Many people believe that limitations of the output transformer are critical to the exact nature of overdrive distortion; personally I don't really like that sound much and prefer the tubes or power supply be the limiting factor. It also depends on the bandwidth you require (not much for a Marshall). Power transformer limitations and power supply choke do affect compression and sustain envelope.
Building your own clone of a classic can be far cheaper than the inflated prices for collectibles. Getting your exact target is priceless. On the other hand, nowadays there are many companies making cheap clones of the real classics, but with prices competitive against each other. You have your choice of whether you tolerate printed circuits that sound great but are more difficult to modify, versus the cost reduction of large scale and cheap labor of an insertion machine. Sometimes the best buy is to shop for kits someone already built, as you can get good hardware and few competing bidders.
Clones are never perfect, and there's always different psychological reaction too. You may improve your chances of success if you buiild it to be more adjustable so you can 'tune' it to your customer's tastes afterward.
Good luck. Enzo has experience and good advice.

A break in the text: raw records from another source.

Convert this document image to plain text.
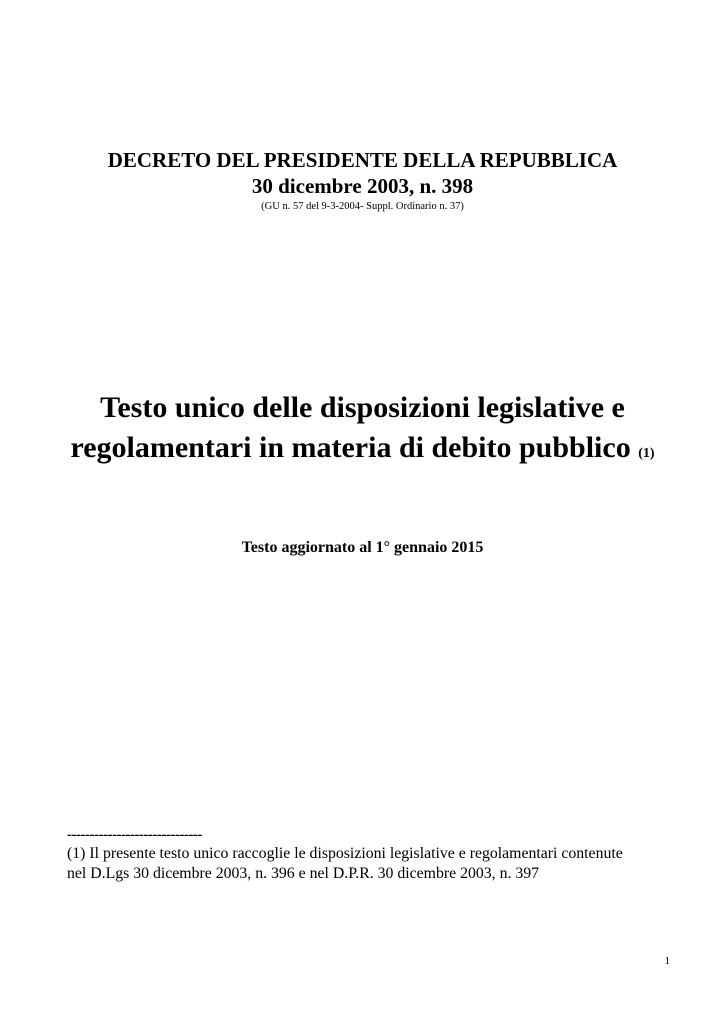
DECRETO DEL PRESIDENTE DELLA REPUBBLICA
30 dicembre 2003, n. 398
(GU n. 57 del 9-3-2004- Suppl. Ordinario n. 37)
Testo unico delle disposizioni legislative e
regolamentari in materia di debito pubblico (1)
Testo aggiornato al 1° gennaio 2015
------------------------------
(1) Il presente testo unico raccoglie le disposizioni legislative e regolamentari contenute
nel D.Lgs 30 dicembre 2003, n. 396 e nel D.P.R. 30 dicembre 2003, n. 397
1
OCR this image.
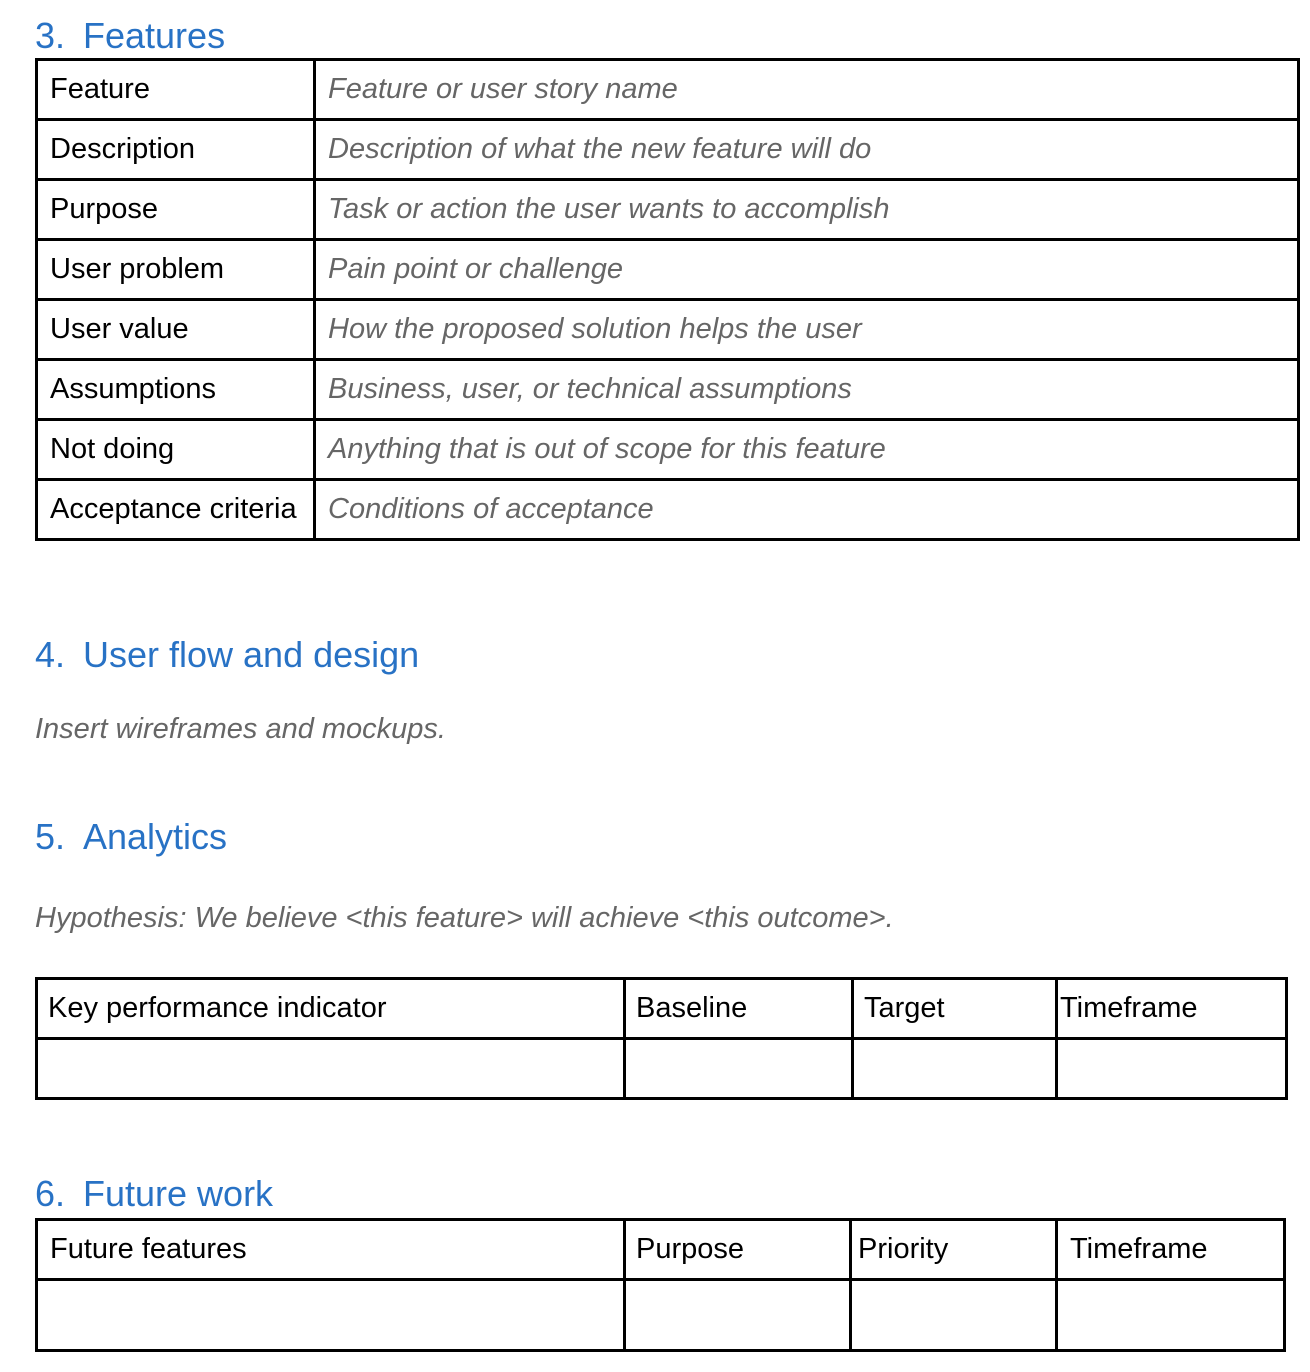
3. Features
Feature	Feature or user story name
Description	Description of what the new feature will do
Purpose	Task or action the user wants to accomplish
User problem	Pain point or challenge
User value	How the proposed solution helps the user
Assumptions	Business, user, or technical assumptions
Not doing	Anything that is out of scope for this feature
Acceptance criteria	Conditions of acceptance
4. User flow and design

Insert wireframes and mockups.

5. Analytics

Hypothesis: We believe <this feature> will achieve <this outcome>.

Key performance indicator	Baseline	Target	Timeframe

6. Future work
Future features	Purpose	Priority	Timeframe
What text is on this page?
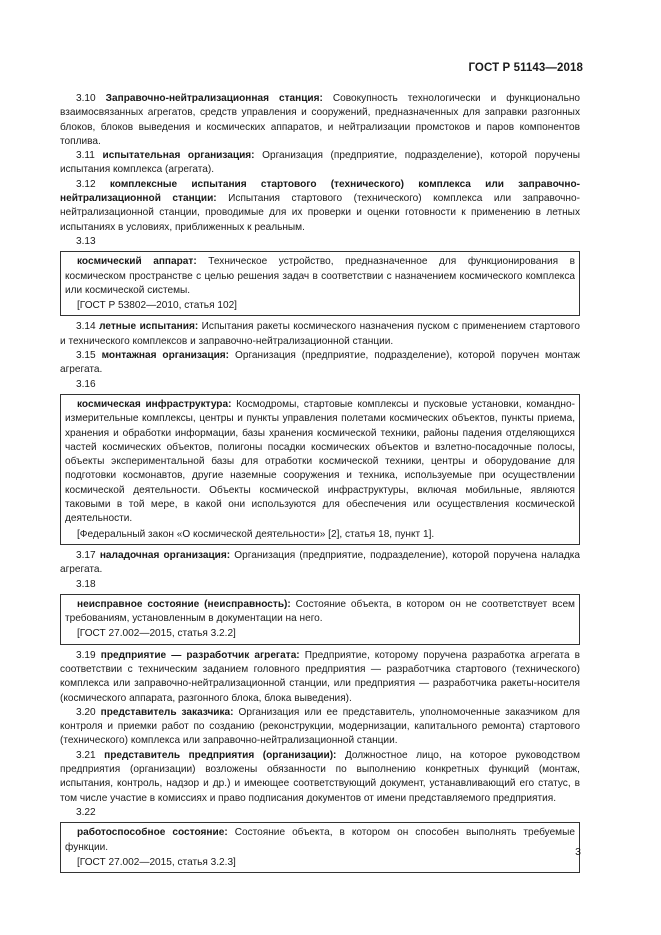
ГОСТ Р 51143—2018

3.10 Заправочно-нейтрализационная станция: Совокупность технологически и функционально взаимосвязанных агрегатов, средств управления и сооружений, предназначенных для заправки разгонных блоков, блоков выведения и космических аппаратов, и нейтрализации промстоков и паров компонентов топлива.

3.11 испытательная организация: Организация (предприятие, подразделение), которой поручены испытания комплекса (агрегата).

3.12 комплексные испытания стартового (технического) комплекса или заправочно-нейтрализационной станции: Испытания стартового (технического) комплекса или заправочно-нейтрализационной станции, проводимые для их проверки и оценки готовности к применению в летных испытаниях в условиях, приближенных к реальным.

3.13

космический аппарат: Техническое устройство, предназначенное для функционирования в космическом пространстве с целью решения задач в соответствии с назначением космического комплекса или космической системы.

[ГОСТ Р 53802—2010, статья 102]

3.14 летные испытания: Испытания ракеты космического назначения пуском с применением стартового и технического комплексов и заправочно-нейтрализационной станции.

3.15 монтажная организация: Организация (предприятие, подразделение), которой поручен монтаж агрегата.

3.16

космическая инфраструктура: Космодромы, стартовые комплексы и пусковые установки, командно-измерительные комплексы, центры и пункты управления полетами космических объектов, пункты приема, хранения и обработки информации, базы хранения космической техники, районы падения отделяющихся частей космических объектов, полигоны посадки космических объектов и взлетно-посадочные полосы, объекты экспериментальной базы для отработки космической техники, центры и оборудование для подготовки космонавтов, другие наземные сооружения и техника, используемые при осуществлении космической деятельности. Объекты космической инфраструктуры, включая мобильные, являются таковыми в той мере, в какой они используются для обеспечения или осуществления космической деятельности.

[Федеральный закон «О космической деятельности» [2], статья 18, пункт 1].

3.17 наладочная организация: Организация (предприятие, подразделение), которой поручена наладка агрегата.

3.18

неисправное состояние (неисправность): Состояние объекта, в котором он не соответствует всем требованиям, установленным в документации на него.

[ГОСТ 27.002—2015, статья 3.2.2]

3.19 предприятие — разработчик агрегата: Предприятие, которому поручена разработка агрегата в соответствии с техническим заданием головного предприятия — разработчика стартового (технического) комплекса или заправочно-нейтрализационной станции, или предприятия — разработчика ракеты-носителя (космического аппарата, разгонного блока, блока выведения).

3.20 представитель заказчика: Организация или ее представитель, уполномоченные заказчиком для контроля и приемки работ по созданию (реконструкции, модернизации, капитального ремонта) стартового (технического) комплекса или заправочно-нейтрализационной станции.

3.21 представитель предприятия (организации): Должностное лицо, на которое руководством предприятия (организации) возложены обязанности по выполнению конкретных функций (монтаж, испытания, контроль, надзор и др.) и имеющее соответствующий документ, устанавливающий его статус, в том числе участие в комиссиях и право подписания документов от имени представляемого предприятия.

3.22

работоспособное состояние: Состояние объекта, в котором он способен выполнять требуемые функции.

[ГОСТ 27.002—2015, статья 3.2.3]
3
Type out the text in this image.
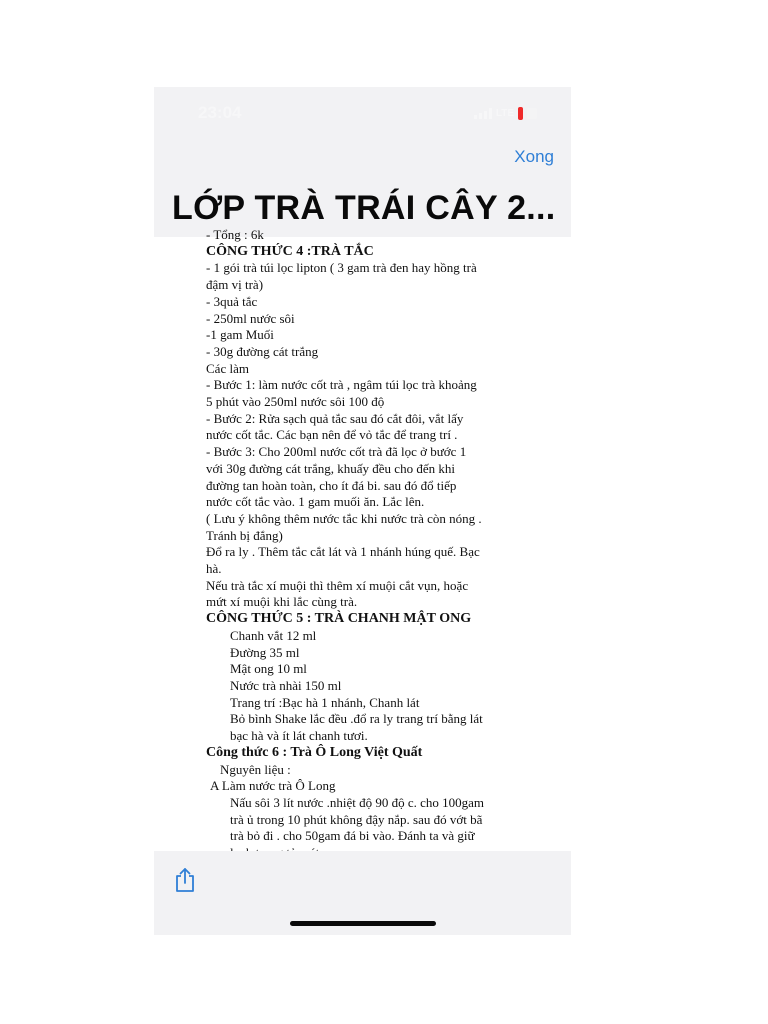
23:04	LTE
Xong
LỚP TRÀ TRÁI CÂY 2...
- Tổng : 6k
CÔNG THỨC 4 :TRÀ TẮC
- 1 gói trà túi lọc lipton ( 3 gam trà đen hay hồng trà
đậm vị trà)
- 3quả tắc
- 250ml nước sôi
-1 gam Muối
- 30g đường cát trắng
Các làm
- Bước 1: làm nước cốt trà , ngâm túi lọc trà khoảng
5 phút vào 250ml nước sôi 100 độ
- Bước 2: Rửa sạch quả tắc sau đó cắt đôi, vắt lấy
nước cốt tắc. Các bạn nên để vỏ tắc để trang trí .
- Bước 3: Cho 200ml nước cốt trà đã lọc ở bước 1
với 30g đường cát trắng, khuấy đều cho đến khi
đường tan hoàn toàn, cho ít đá bi. sau đó đổ tiếp
nước cốt tắc vào. 1 gam muối ăn. Lắc lên.
( Lưu ý không thêm nước tắc khi nước trà còn nóng .
Tránh bị đắng)
Đổ ra ly . Thêm tắc cắt lát và 1 nhánh húng quế. Bạc
hà.
Nếu trà tắc xí muội thì thêm xí muội cắt vụn, hoặc
mứt xí muội khi lắc cùng trà.
CÔNG THỨC 5 : TRÀ CHANH MẬT ONG
Chanh vắt 12 ml
Đường 35 ml
Mật ong 10 ml
Nước trà nhài 150 ml
Trang trí :Bạc hà 1 nhánh, Chanh lát
Bỏ bình Shake lắc đều .đổ ra ly trang trí bằng lát
bạc hà và ít lát chanh tươi.
Công thức 6 : Trà Ô Long Việt Quất
Nguyên liệu :
A Làm nước trà Ô Long
Nấu sôi 3 lít nước .nhiệt độ 90 độ c. cho 100gam
trà ủ trong 10 phút không đậy nắp. sau đó vớt bã
trà bỏ đi . cho 50gam đá bi vào. Đánh ta và giữ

You might want to check out the Metroamp site:
MetroAmp, Amplifier Kits and Parts Online Store
Also check the forums there, as people have started threads looking for parts after George stopped selling kits.
And please, take note of cyclecamper's comments. A tube guitar amp is a musical instrument. You're not trying to achieve measurable goals such as flat response and minimal distortion. If it was that simple, your friend wouldn't want a replica of a 40 year old amp, he'd want something new, and better. But there's no 'better' - it's like ice cream, and if someone wants gooey caramel, you can't sell them chocolate chips no matter how good the chocolate is. Plexi's are very gooey. ;)
I have a couple original SLP's, I also have a later SL that I rebuilt to vintage spec with all metro parts. Honestly even though his kits are no longer available, the information & resources on that site are top notch. they will get you as close as it gets.